Exit codes follow the same convention as pmtud-sweeper: 0 for clean (no RSTs, or RSTs with SERVER / CLIENT verdicts), 1 for setup errors (bad path, scapy missing, no privileges), 2 for “at least one RST classified MIDPATH.” The exit-code contract is the entire reason this is a CLI rather than a notebook — drop it into your post-deploy smoke pcap walk, fail the build on exit 2, and you’ll catch the day a new security appliance starts forging closes on your egress.

How it’s tested

A library that confidently labels firewalls had better not be wrong, and the test surface is where you check that. The repo carries a deterministic fixture builder (tests/fixtures/build_fixtures.py) that synthesises three lab pcaps with scapy:

  • server_netem_rst.pcap — a Linux server politely closing under simulated path latency. Verdict: SERVER, confidence 1.00.
  • fortigate_inline_rst.pcap — the firewall scenario from the post, with TTL=240, window=0, no options, sub-RTT arrival. Verdict: MIDPATH, confidence 1.00.
  • client_rst.pcap — the local stack giving up on an outgoing flow. Verdict relies on the timing scorer’s CLIENT vote in isolation, because every fingerprint scorer compares against the server baseline (a known soft spot, flagged for phase 4).

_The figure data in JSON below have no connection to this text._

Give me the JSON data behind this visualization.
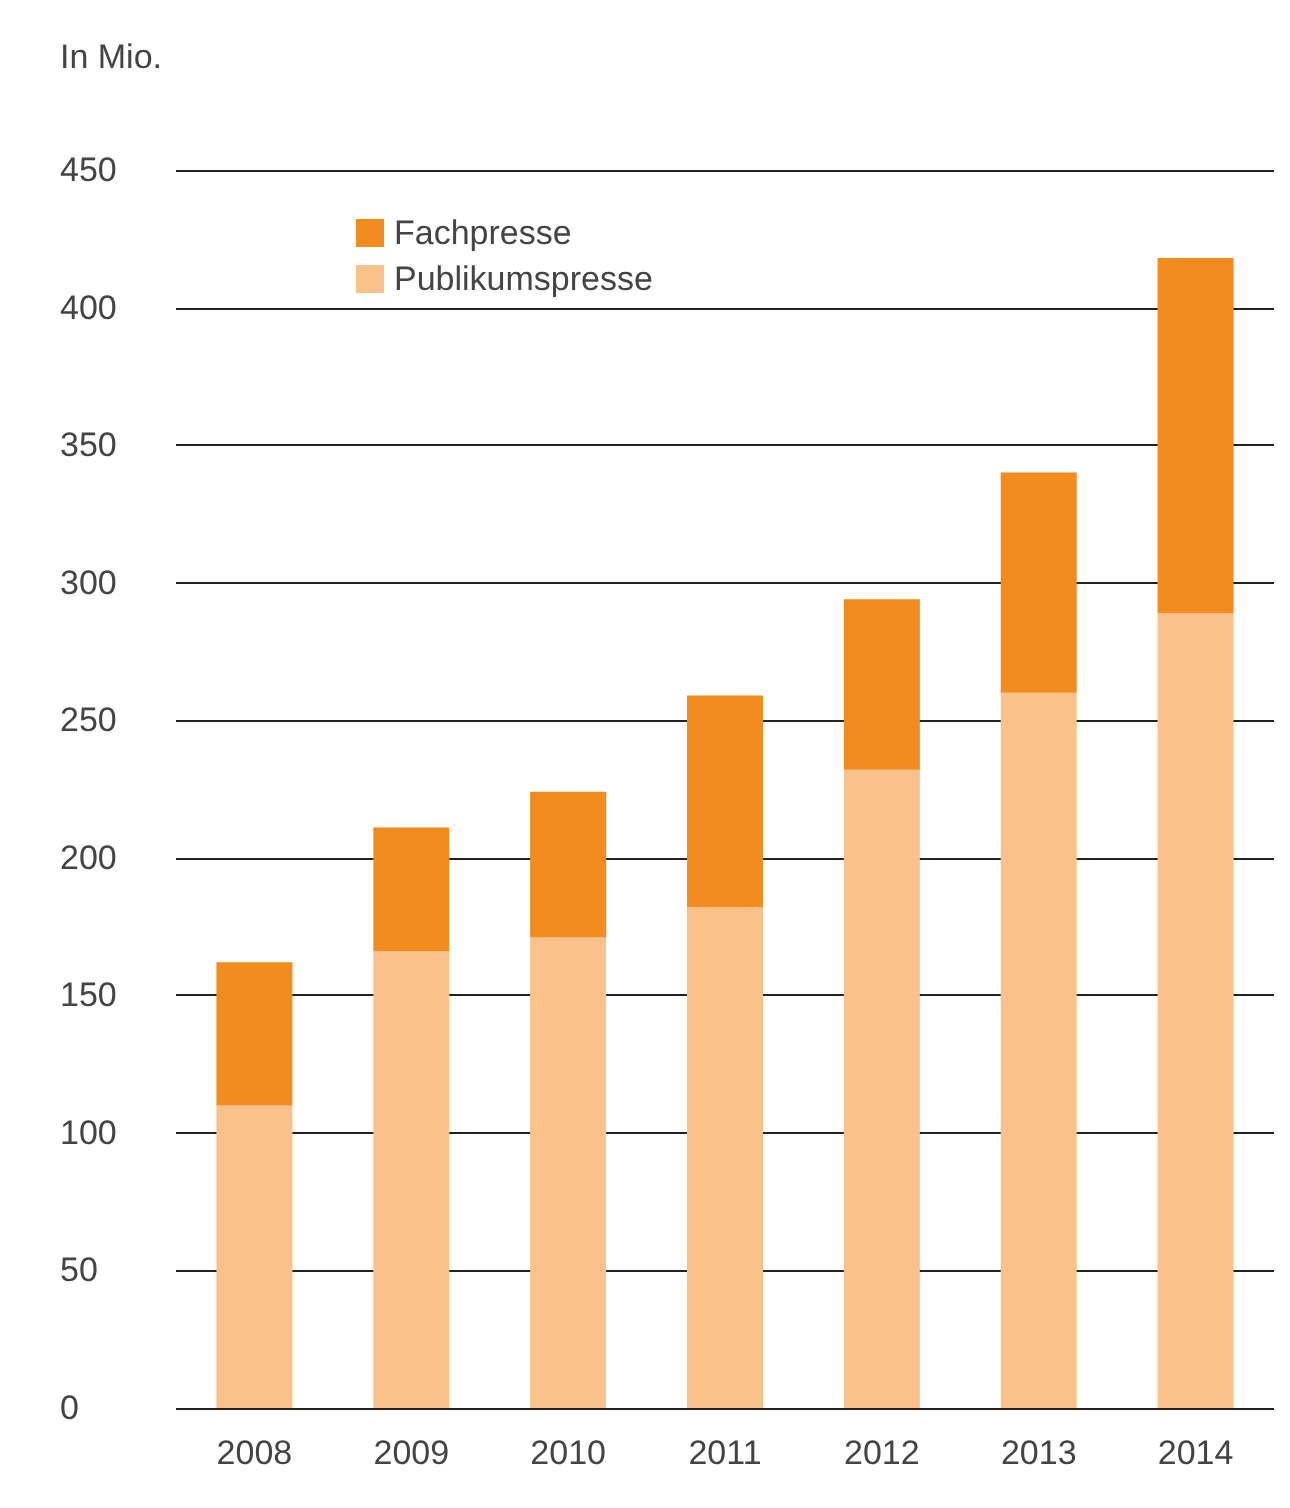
{
  "chart_data": {
    "type": "bar",
    "stacked": true,
    "ylabel": "In Mio.",
    "categories": [
      "2008",
      "2009",
      "2010",
      "2011",
      "2012",
      "2013",
      "2014"
    ],
    "series": [
      {
        "name": "Publikumspresse",
        "color": "#fbc18a",
        "values": [
          110,
          166,
          171,
          182,
          232,
          260,
          289
        ]
      },
      {
        "name": "Fachpresse",
        "color": "#f28c1e",
        "values": [
          52,
          45,
          53,
          77,
          62,
          80,
          129
        ]
      }
    ],
    "ylim": [
      0,
      450
    ],
    "yticks": [
      0,
      50,
      100,
      150,
      200,
      250,
      300,
      350,
      400,
      450
    ],
    "grid": "y",
    "legend": "top left"
  }
}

The pcaps themselves aren’t committed — they’re rebuilt from the script in CI before the suite runs, so the repo stays lean and the fixtures stay byte-identical across machines. The full suite (46 tests) runs against Python 3.10 through 3.14 on every push.

Where this fits

This is the companion tool to the Fortinet packet-flow series — same kernel-level packet behaviour, different forensic vantage. The packet-flow series walked through what a FortiGate does to a packet on its way through; rst-forensics is what you reach for when you suspect that work is closing connections on someone else’s behalf, and you need evidence to back the claim.

Repo, install instructions, deterministic fixtures, and CI matrix on GitHub: github.com/MichealGarner/rst-forensics. Pure-Python classifier, optional scapy adapters, MIT-licensed. Install with pip install git+https://github.com/MichealGarner/rst-forensics, point it at a pcap, and stop guessing who hung up.

Phase 4 — making outgoing client RSTs verdict cleanly as CLIENT instead of relying on the timing scorer’s lone dissent — is open work. The current scorers all read every RST against the server baseline, which is the right call for incoming RSTs but soft on outgoing ones. Direction-aware scoring is the natural next step, and PRs are welcome.